Perso, on trouve que le plus confortable, c’est de répartir l’effort, de préparer les bases tranquillement, puis de revenir le lendemain avec un cerveau frais et une énergie un peu moins dramatique. Parce qu’en fin de journée, après avoir déjà sali la moitié de la cuisine, notre formule maison devient vite assez simple, concentration de départ x fatigue du soir = risque de travers en hausse, et ça, c’est pas une théorie, c’est du vécu.. ni une ni deux, on s’épargne donc le sprint idiot.
Les adaptations possibles
Ce qu’on aime aussi avec l’Opéra, c’est qu’il laisse une petite marge de sensibilité personnelle. Tu peux aimer le café plus présent, vouloir quelque chose d’un peu plus doux, chercher un décor plus sage ou au contraire t’amuser avec une finition un peu plus habillée. L’idée, c’est pas de tordre le classique dans tous les sens, c’est juste de le faire entrer chez toi, dans ta cuisine, dans ton humeur du moment, comme ça, sans pression inutile (si tu veux, l’élégance peut très bien cohabiter avec un tablier taché).

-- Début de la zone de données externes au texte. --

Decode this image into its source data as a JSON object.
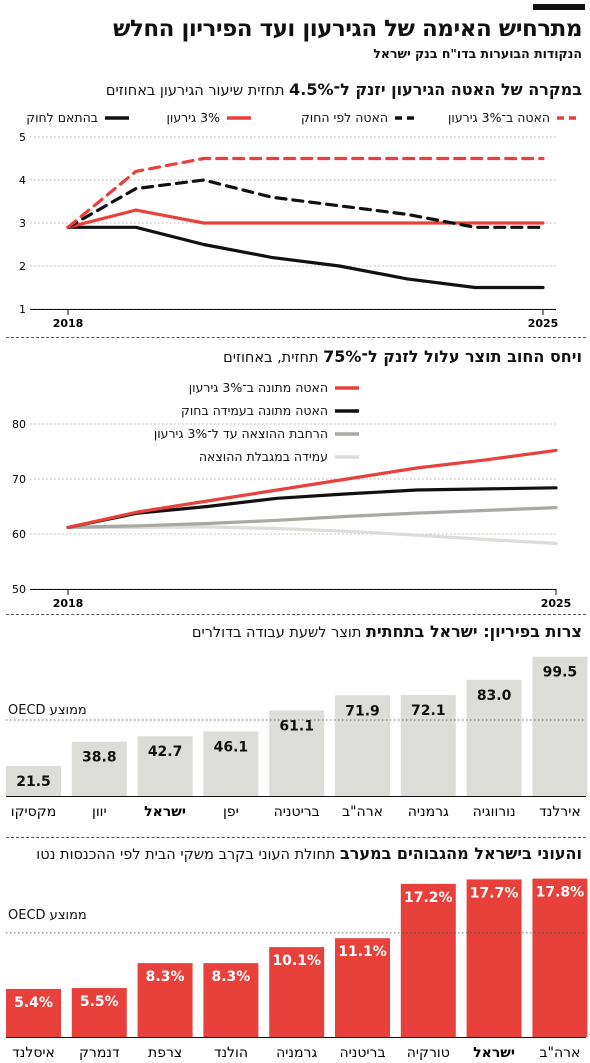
{
  "headline": "מתרחיש האימה של הגירעון ועד הפיריון החלש",
  "source": "הנקודות הבוערות בדו\"ח בנק ישראל",
  "chart_data": [
    {
      "type": "line",
      "title_bold": "במקרה של האטה הגירעון יזנק ל־4.5%",
      "title_rest": "תחזית שיעור הגירעון באחוזים",
      "x": [
        2018,
        2019,
        2020,
        2021,
        2022,
        2023,
        2024,
        2025
      ],
      "xticks": [
        "2018",
        "2025"
      ],
      "ylim": [
        1,
        5
      ],
      "yticks": [
        1,
        2,
        3,
        4,
        5
      ],
      "series": [
        {
          "name": "האטה ב־3% גירעון",
          "color": "#e8413b",
          "dash": "10,7",
          "values": [
            2.9,
            4.2,
            4.5,
            4.5,
            4.5,
            4.5,
            4.5,
            4.5
          ]
        },
        {
          "name": "האטה לפי החוק",
          "color": "#111111",
          "dash": "10,7",
          "values": [
            2.9,
            3.8,
            4.0,
            3.6,
            3.4,
            3.2,
            2.9,
            2.9
          ]
        },
        {
          "name": "3% גירעון",
          "color": "#e8413b",
          "dash": "",
          "values": [
            2.9,
            3.3,
            3.0,
            3.0,
            3.0,
            3.0,
            3.0,
            3.0
          ]
        },
        {
          "name": "בהתאם לחוק",
          "color": "#111111",
          "dash": "",
          "values": [
            2.9,
            2.9,
            2.5,
            2.2,
            2.0,
            1.7,
            1.5,
            1.5
          ]
        }
      ]
    },
    {
      "type": "line",
      "title_bold": "ויחס החוב תוצר עלול לזנק ל־75%",
      "title_rest": "תחזית, באחוזים",
      "x": [
        2018,
        2019,
        2020,
        2021,
        2022,
        2023,
        2024,
        2025
      ],
      "xticks": [
        "2018",
        "2025"
      ],
      "ylim": [
        50,
        80
      ],
      "yticks": [
        50,
        60,
        70,
        80
      ],
      "series": [
        {
          "name": "האטה מתונה ב־3% גירעון",
          "color": "#e8413b",
          "values": [
            61.2,
            64.0,
            66.0,
            68.0,
            70.0,
            72.0,
            73.5,
            75.2
          ]
        },
        {
          "name": "האטה מתונה בעמידה בחוק",
          "color": "#111111",
          "values": [
            61.2,
            63.8,
            65.0,
            66.5,
            67.3,
            68.0,
            68.2,
            68.4
          ]
        },
        {
          "name": "הרחבת ההוצאה עד ל־3% גירעון",
          "color": "#a9a9a3",
          "values": [
            61.2,
            61.5,
            61.9,
            62.5,
            63.2,
            63.8,
            64.3,
            64.8
          ]
        },
        {
          "name": "עמידה במגבלת ההוצאה",
          "color": "#dcdcd8",
          "values": [
            61.2,
            61.2,
            61.3,
            61.0,
            60.5,
            59.8,
            59.0,
            58.3
          ]
        }
      ]
    },
    {
      "type": "bar",
      "title_bold": "צרות בפיריון: ישראל בתחתית",
      "title_rest": "תוצר לשעת עבודה בדולרים",
      "reference_label": "ממוצע OECD",
      "reference_value": 54.3,
      "ylim": [
        0,
        100
      ],
      "bar_color": "#dcdcd8",
      "categories": [
        "מקסיקו",
        "יוון",
        "ישראל",
        "יפן",
        "בריטניה",
        "ארה\"ב",
        "גרמניה",
        "נורווגיה",
        "אירלנד"
      ],
      "values": [
        21.5,
        38.8,
        42.7,
        46.1,
        61.1,
        71.9,
        72.1,
        83.0,
        99.5
      ],
      "value_labels": [
        "21.5",
        "38.8",
        "42.7",
        "46.1",
        "61.1",
        "71.9",
        "72.1",
        "83.0",
        "99.5"
      ],
      "highlight": "ישראל"
    },
    {
      "type": "bar",
      "title_bold": "והעוני בישראל מהגבוהים במערב",
      "title_rest": "תחולת העוני בקרב משקי הבית לפי ההכנסות נטו",
      "reference_label": "ממוצע OECD",
      "reference_value": 11.7,
      "ylim": [
        0,
        18.2
      ],
      "bar_color": "#e8413b",
      "categories": [
        "איסלנד",
        "דנמרק",
        "צרפת",
        "הולנד",
        "גרמניה",
        "בריטניה",
        "טורקיה",
        "ישראל",
        "ארה\"ב"
      ],
      "values": [
        5.4,
        5.5,
        8.3,
        8.3,
        10.1,
        11.1,
        17.2,
        17.7,
        17.8
      ],
      "value_labels": [
        "5.4%",
        "5.5%",
        "8.3%",
        "8.3%",
        "10.1%",
        "11.1%",
        "17.2%",
        "17.7%",
        "17.8%"
      ],
      "highlight": "ישראל"
    }
  ]
}
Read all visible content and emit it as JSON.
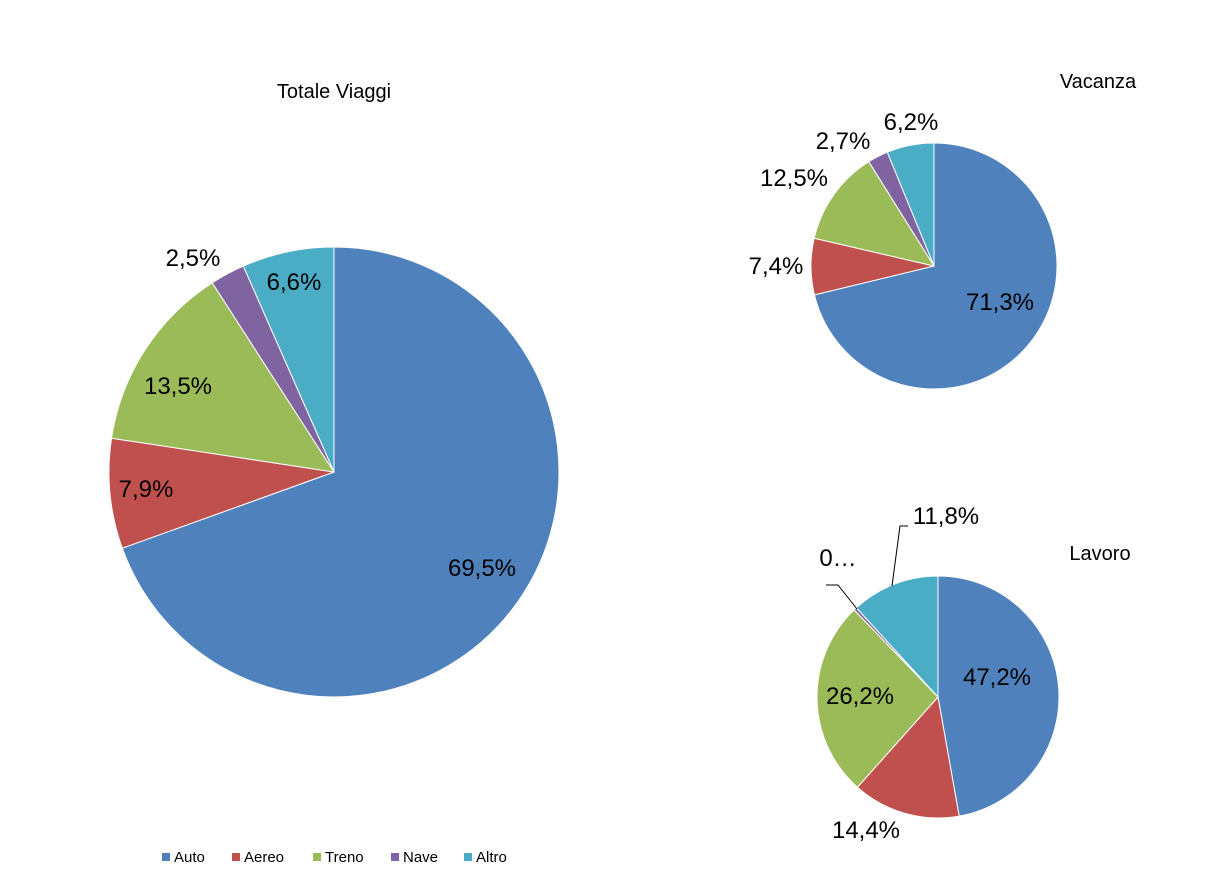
{
  "chart_data": {
    "type": "pie",
    "legend": {
      "position": "bottom-left",
      "entries": [
        "Auto",
        "Aereo",
        "Treno",
        "Nave",
        "Altro"
      ],
      "colors": [
        "#4F81BD",
        "#C0504D",
        "#9BBB59",
        "#8064A2",
        "#4BACC6"
      ]
    },
    "charts": [
      {
        "title": "Totale Viaggi",
        "values": [
          69.5,
          7.9,
          13.5,
          2.5,
          6.6
        ],
        "labels": [
          "69,5%",
          "7,9%",
          "13,5%",
          "2,5%",
          "6,6%"
        ]
      },
      {
        "title": "Vacanza",
        "values": [
          71.3,
          7.4,
          12.5,
          2.7,
          6.2
        ],
        "labels": [
          "71,3%",
          "7,4%",
          "12,5%",
          "2,7%",
          "6,2%"
        ]
      },
      {
        "title": "Lavoro",
        "values": [
          47.2,
          14.4,
          26.2,
          0.4,
          11.8
        ],
        "labels": [
          "47,2%",
          "14,4%",
          "26,2%",
          "0…",
          "11,8%"
        ]
      }
    ]
  }
}
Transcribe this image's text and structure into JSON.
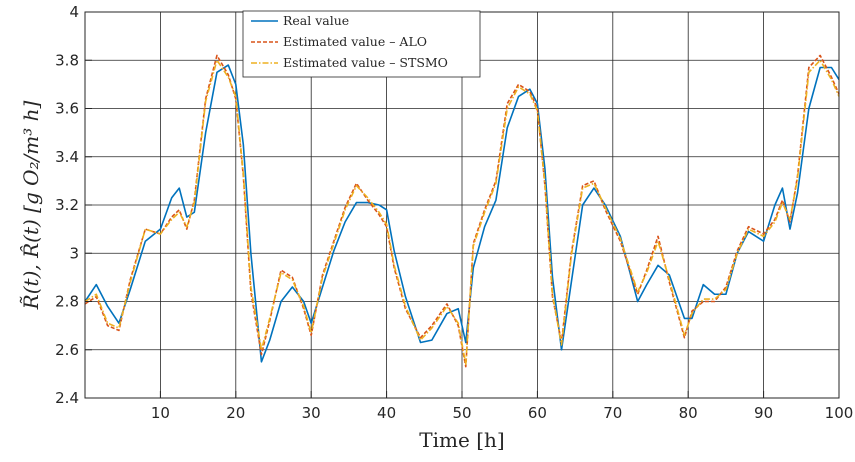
{
  "chart_data": {
    "type": "line",
    "xlabel": "Time [h]",
    "ylabel_html": "R̃(t), R̂(t) [g O₂/m³ h]",
    "xlim": [
      0,
      100
    ],
    "ylim": [
      2.4,
      4.0
    ],
    "xticks": [
      10,
      20,
      30,
      40,
      50,
      60,
      70,
      80,
      90,
      100
    ],
    "xtick_labels": [
      "10",
      "20",
      "30",
      "40",
      "50",
      "60",
      "70",
      "80",
      "90",
      "100"
    ],
    "yticks": [
      2.4,
      2.6,
      2.8,
      3.0,
      3.2,
      3.4,
      3.6,
      3.8,
      4.0
    ],
    "ytick_labels": [
      "2.4",
      "2.6",
      "2.8",
      "3",
      "3.2",
      "3.4",
      "3.6",
      "3.8",
      "4"
    ],
    "grid": true,
    "legend_placement": "top-left",
    "series": [
      {
        "name": "Real value",
        "color": "#0072BD",
        "style": "solid",
        "x": [
          0,
          1.5,
          3,
          4.5,
          6,
          8,
          10,
          11.5,
          12.5,
          13.5,
          14.5,
          16,
          17.5,
          19,
          20,
          21,
          22,
          23.4,
          24.5,
          26,
          27.5,
          29,
          30,
          31.5,
          33,
          34.5,
          36,
          37.5,
          39,
          40,
          41,
          42.5,
          44.5,
          46,
          48,
          49.5,
          50.5,
          51.5,
          53,
          54.5,
          56,
          57.5,
          59,
          60,
          61,
          62,
          63.2,
          64.5,
          66,
          67.5,
          69,
          71,
          73.3,
          74.5,
          76,
          77.5,
          79.5,
          80.5,
          82,
          83.5,
          85,
          86.5,
          88,
          90,
          91.5,
          92.5,
          93.5,
          94.5,
          96,
          97.5,
          99,
          100
        ],
        "y": [
          2.8,
          2.87,
          2.78,
          2.71,
          2.85,
          3.05,
          3.1,
          3.23,
          3.27,
          3.15,
          3.17,
          3.5,
          3.75,
          3.78,
          3.7,
          3.45,
          3.0,
          2.55,
          2.64,
          2.8,
          2.86,
          2.8,
          2.71,
          2.86,
          3.01,
          3.13,
          3.21,
          3.21,
          3.2,
          3.18,
          3.01,
          2.82,
          2.63,
          2.64,
          2.75,
          2.77,
          2.63,
          2.94,
          3.11,
          3.22,
          3.52,
          3.65,
          3.68,
          3.62,
          3.35,
          2.9,
          2.6,
          2.88,
          3.2,
          3.27,
          3.2,
          3.07,
          2.8,
          2.87,
          2.95,
          2.91,
          2.73,
          2.73,
          2.87,
          2.83,
          2.83,
          3.0,
          3.09,
          3.05,
          3.2,
          3.27,
          3.1,
          3.25,
          3.6,
          3.77,
          3.77,
          3.72
        ]
      },
      {
        "name": "Estimated value  –  ALO",
        "color": "#D95319",
        "style": "dashed",
        "x": [
          0,
          1.5,
          3,
          4.5,
          6,
          8,
          10,
          11.5,
          12.5,
          13.5,
          14.5,
          16,
          17.5,
          19,
          20,
          21,
          22,
          23.4,
          24.5,
          26,
          27.5,
          29,
          30,
          31.5,
          33,
          34.5,
          36,
          37.5,
          39,
          40,
          41,
          42.5,
          44.5,
          46,
          48,
          49.5,
          50.5,
          51.5,
          53,
          54.5,
          56,
          57.5,
          59,
          60,
          61,
          62,
          63.2,
          64.5,
          66,
          67.5,
          69,
          71,
          73.3,
          74.5,
          76,
          77.5,
          79.5,
          80.5,
          82,
          83.5,
          85,
          86.5,
          88,
          90,
          91.5,
          92.5,
          93.5,
          94.5,
          96,
          97.5,
          99,
          100
        ],
        "y": [
          2.79,
          2.82,
          2.7,
          2.68,
          2.89,
          3.1,
          3.08,
          3.15,
          3.18,
          3.1,
          3.22,
          3.64,
          3.82,
          3.74,
          3.64,
          3.32,
          2.84,
          2.58,
          2.72,
          2.93,
          2.9,
          2.77,
          2.66,
          2.91,
          3.05,
          3.19,
          3.29,
          3.22,
          3.16,
          3.11,
          2.94,
          2.77,
          2.65,
          2.7,
          2.79,
          2.7,
          2.53,
          3.04,
          3.18,
          3.3,
          3.62,
          3.7,
          3.67,
          3.6,
          3.28,
          2.82,
          2.63,
          3.0,
          3.28,
          3.3,
          3.18,
          3.05,
          2.83,
          2.93,
          3.07,
          2.88,
          2.65,
          2.76,
          2.8,
          2.8,
          2.86,
          3.01,
          3.11,
          3.08,
          3.14,
          3.22,
          3.13,
          3.32,
          3.77,
          3.82,
          3.73,
          3.66
        ]
      },
      {
        "name": "Estimated value  –  STSMO",
        "color": "#EDB120",
        "style": "dashdot",
        "x": [
          0,
          1.5,
          3,
          4.5,
          6,
          8,
          10,
          11.5,
          12.5,
          13.5,
          14.5,
          16,
          17.5,
          19,
          20,
          21,
          22,
          23.4,
          24.5,
          26,
          27.5,
          29,
          30,
          31.5,
          33,
          34.5,
          36,
          37.5,
          39,
          40,
          41,
          42.5,
          44.5,
          46,
          48,
          49.5,
          50.5,
          51.5,
          53,
          54.5,
          56,
          57.5,
          59,
          60,
          61,
          62,
          63.2,
          64.5,
          66,
          67.5,
          69,
          71,
          73.3,
          74.5,
          76,
          77.5,
          79.5,
          80.5,
          82,
          83.5,
          85,
          86.5,
          88,
          90,
          91.5,
          92.5,
          93.5,
          94.5,
          96,
          97.5,
          99,
          100
        ],
        "y": [
          2.8,
          2.83,
          2.71,
          2.69,
          2.88,
          3.1,
          3.08,
          3.14,
          3.17,
          3.11,
          3.21,
          3.63,
          3.8,
          3.73,
          3.65,
          3.33,
          2.86,
          2.6,
          2.73,
          2.92,
          2.89,
          2.78,
          2.67,
          2.9,
          3.04,
          3.18,
          3.28,
          3.23,
          3.17,
          3.12,
          2.95,
          2.78,
          2.64,
          2.69,
          2.78,
          2.71,
          2.54,
          3.03,
          3.17,
          3.29,
          3.6,
          3.69,
          3.66,
          3.59,
          3.29,
          2.83,
          2.62,
          2.99,
          3.27,
          3.29,
          3.19,
          3.06,
          2.84,
          2.92,
          3.05,
          2.89,
          2.66,
          2.75,
          2.81,
          2.81,
          2.85,
          3.0,
          3.1,
          3.07,
          3.13,
          3.21,
          3.14,
          3.31,
          3.75,
          3.8,
          3.72,
          3.65
        ]
      }
    ]
  }
}
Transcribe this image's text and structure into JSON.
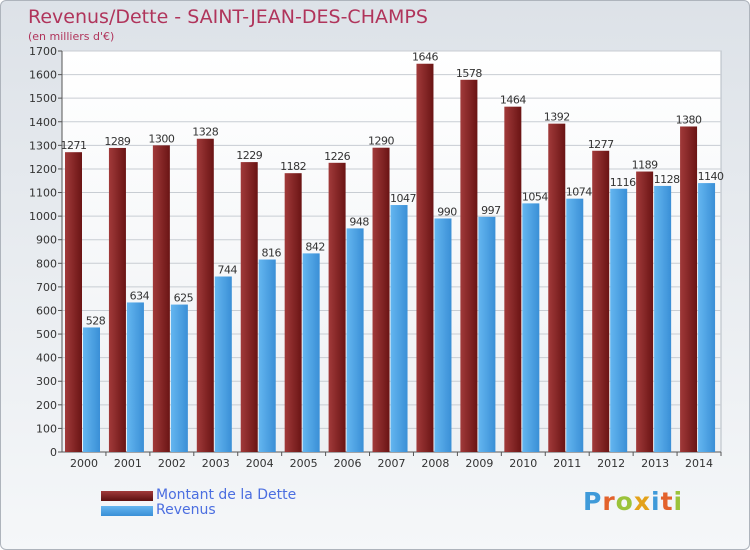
{
  "chart_data": {
    "type": "bar",
    "title": "Revenus/Dette - SAINT-JEAN-DES-CHAMPS",
    "subtitle": "(en milliers d'€)",
    "categories": [
      "2000",
      "2001",
      "2002",
      "2003",
      "2004",
      "2005",
      "2006",
      "2007",
      "2008",
      "2009",
      "2010",
      "2011",
      "2012",
      "2013",
      "2014"
    ],
    "series": [
      {
        "name": "Montant de la Dette",
        "color": "#7d1f1f",
        "values": [
          1271,
          1289,
          1300,
          1328,
          1229,
          1182,
          1226,
          1290,
          1646,
          1578,
          1464,
          1392,
          1277,
          1189,
          1380
        ]
      },
      {
        "name": "Revenus",
        "color": "#4aa3e6",
        "values": [
          528,
          634,
          625,
          744,
          816,
          842,
          948,
          1047,
          990,
          997,
          1054,
          1074,
          1116,
          1128,
          1140
        ]
      }
    ],
    "ylim": [
      0,
      1700
    ],
    "yticks": [
      0,
      100,
      200,
      300,
      400,
      500,
      600,
      700,
      800,
      900,
      1000,
      1100,
      1200,
      1300,
      1400,
      1500,
      1600,
      1700
    ],
    "grid": true,
    "legend": "bottom-left"
  },
  "logo_text": "Proxiti"
}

Et si, au fond, tu sens que t’as envie d’un dessert chocolaté mais avec un format plus relâché, plus « on se fait plaisir sans sortir l’équerre », on a aussi ce réflexe-là, hein. Un crumble aux pommes poire et chocolat, par exemple, ramène une gourmandise plus simple, plus immédiate, avec ce charme des desserts qui pardonnent davantage. De toute façon, il n’y a pas de police du dessert à la maison, heureusement pour nous (sinon on aurait déjà perdu des points sur plusieurs détails logistiques).
Notre avis sur l’expérience
Franchement, l’Opéra mérite sa réputation, mais pas forcément la peur qu’on lui colle. C’est un dessert qui demande un peu de tenue, oui, mais il rend beaucoup en retour, et pour des débutants motivés, c’est même une super façon de comprendre comment un entremet se construit, comment les couches dialoguent, comment la patience change tout. On en ressort avec un gâteau qui impressionne les autres, et surtout avec ce petit sentiment très satisfaisant de s’être prouvés quelque chose à nous-mêmes, ce qui, chez nous, compte toujours pas mal…
Alors si l’idée te trotte dans la tête, bah on a envie de te dire d’y aller, calmement, sans te raconter que ce sera parfait du premier coup, mais sans te raconter non plus que c’est réservé à une élite en toque. On apprend, on ajuste, on rigole un peu de nos mini ratés, et au final on mange un vrai bon dessert, donc la balance émotionnelle reste quand même très correcte, hein.
PS: si ton glaçage n’est pas parfaitement miroir, bienvenue au club, le nôtre a déjà eu des phases « lac un jour de vent »… voilà, c’est tout ce que j’avais à dire.